Monday 28 February 2011

expectations never met

I have a skewed perception of love due to excessive movie and show watching. None of my relationships have ever been close to ideal. There’s an image I’ll create and strive to achieve that never seems to fall in place. I have these unrealistic expectations I keep wanting to experience, knowing they’re simply romanticized Hollywood ideals. We all want that sultry TV-show encounters, where eyes meet and souls intertwine. Dialogue is always perfect and the ambiance is sexy. Butterflies should fly through your stomach in this moment where nothing else matters.

But this never happens. Relationships are always portrayed with a foundation of undeniable love. But what is love? It’s not just the attraction one has for the other… Is it acceptance of who they are, despite your differences? Is it the desire to devote all you emotions and efforts in one person? One could do everything in their power for the other, be fully devoted and accepting, yet the relationship could easily fail. What about feeling uncontrollable sexual desires for someone? It could just be completely physical and emotionless, no love there. So, what is love? What is a normal relationship supposed to be like?
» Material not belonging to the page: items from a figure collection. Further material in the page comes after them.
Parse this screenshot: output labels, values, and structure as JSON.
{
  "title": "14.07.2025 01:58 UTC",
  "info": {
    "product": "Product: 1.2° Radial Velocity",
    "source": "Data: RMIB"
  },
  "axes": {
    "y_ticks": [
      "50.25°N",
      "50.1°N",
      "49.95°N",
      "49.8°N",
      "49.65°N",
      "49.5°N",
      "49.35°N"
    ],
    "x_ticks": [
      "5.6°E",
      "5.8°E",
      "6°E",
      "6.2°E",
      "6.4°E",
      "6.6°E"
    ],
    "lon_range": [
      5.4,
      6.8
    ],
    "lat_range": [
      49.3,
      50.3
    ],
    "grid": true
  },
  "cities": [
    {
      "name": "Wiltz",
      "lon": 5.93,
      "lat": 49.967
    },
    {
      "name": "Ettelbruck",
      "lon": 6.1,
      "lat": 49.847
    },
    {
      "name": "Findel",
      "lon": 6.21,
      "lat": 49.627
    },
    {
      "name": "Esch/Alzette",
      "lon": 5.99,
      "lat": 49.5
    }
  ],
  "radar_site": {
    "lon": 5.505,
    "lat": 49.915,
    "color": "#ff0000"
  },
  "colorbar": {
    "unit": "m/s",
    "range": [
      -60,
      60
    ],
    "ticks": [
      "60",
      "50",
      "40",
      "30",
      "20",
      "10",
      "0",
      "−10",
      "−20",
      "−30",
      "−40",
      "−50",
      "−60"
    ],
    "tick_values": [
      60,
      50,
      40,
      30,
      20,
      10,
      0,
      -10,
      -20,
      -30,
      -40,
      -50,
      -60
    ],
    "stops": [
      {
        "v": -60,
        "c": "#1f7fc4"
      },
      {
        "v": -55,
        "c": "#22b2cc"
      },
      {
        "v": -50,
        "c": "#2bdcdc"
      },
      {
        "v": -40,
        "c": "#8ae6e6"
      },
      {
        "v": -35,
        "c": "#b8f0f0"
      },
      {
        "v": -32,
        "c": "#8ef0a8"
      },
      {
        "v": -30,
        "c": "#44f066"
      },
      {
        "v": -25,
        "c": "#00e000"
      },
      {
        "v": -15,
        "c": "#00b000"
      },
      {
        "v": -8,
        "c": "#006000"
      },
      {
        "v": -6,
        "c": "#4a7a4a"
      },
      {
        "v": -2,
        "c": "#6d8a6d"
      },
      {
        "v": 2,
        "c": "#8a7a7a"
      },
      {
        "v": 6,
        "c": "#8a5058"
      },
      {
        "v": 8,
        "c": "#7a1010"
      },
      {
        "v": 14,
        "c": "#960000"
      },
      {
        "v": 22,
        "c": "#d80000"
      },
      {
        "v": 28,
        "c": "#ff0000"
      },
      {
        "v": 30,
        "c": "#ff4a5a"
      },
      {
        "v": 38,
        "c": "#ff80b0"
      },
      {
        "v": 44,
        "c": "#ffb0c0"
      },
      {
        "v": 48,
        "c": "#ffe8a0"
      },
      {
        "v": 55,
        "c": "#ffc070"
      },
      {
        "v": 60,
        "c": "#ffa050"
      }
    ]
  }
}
TV and movies portray sex as steamy, crazy, most-amazing-experience-ever. But is it ever really like that in real life? Things seem awkward or nerve-wrecking. It’s never as good as in the movies. The crazy acrobatic moves, risky behaviors, rough play with one anothers’ bodies… those things never seem to happen. Sex never seems to meet the standards of TV and movies.

Sure, maybe it’s just because I haven’t met the right person that I would view love, sex and relationships in that matter. But I honestly think, as a CCS major and aspiring film editor, it’s my excessive watching of shows and movies that will forever hinder my expectations of love and intimacy.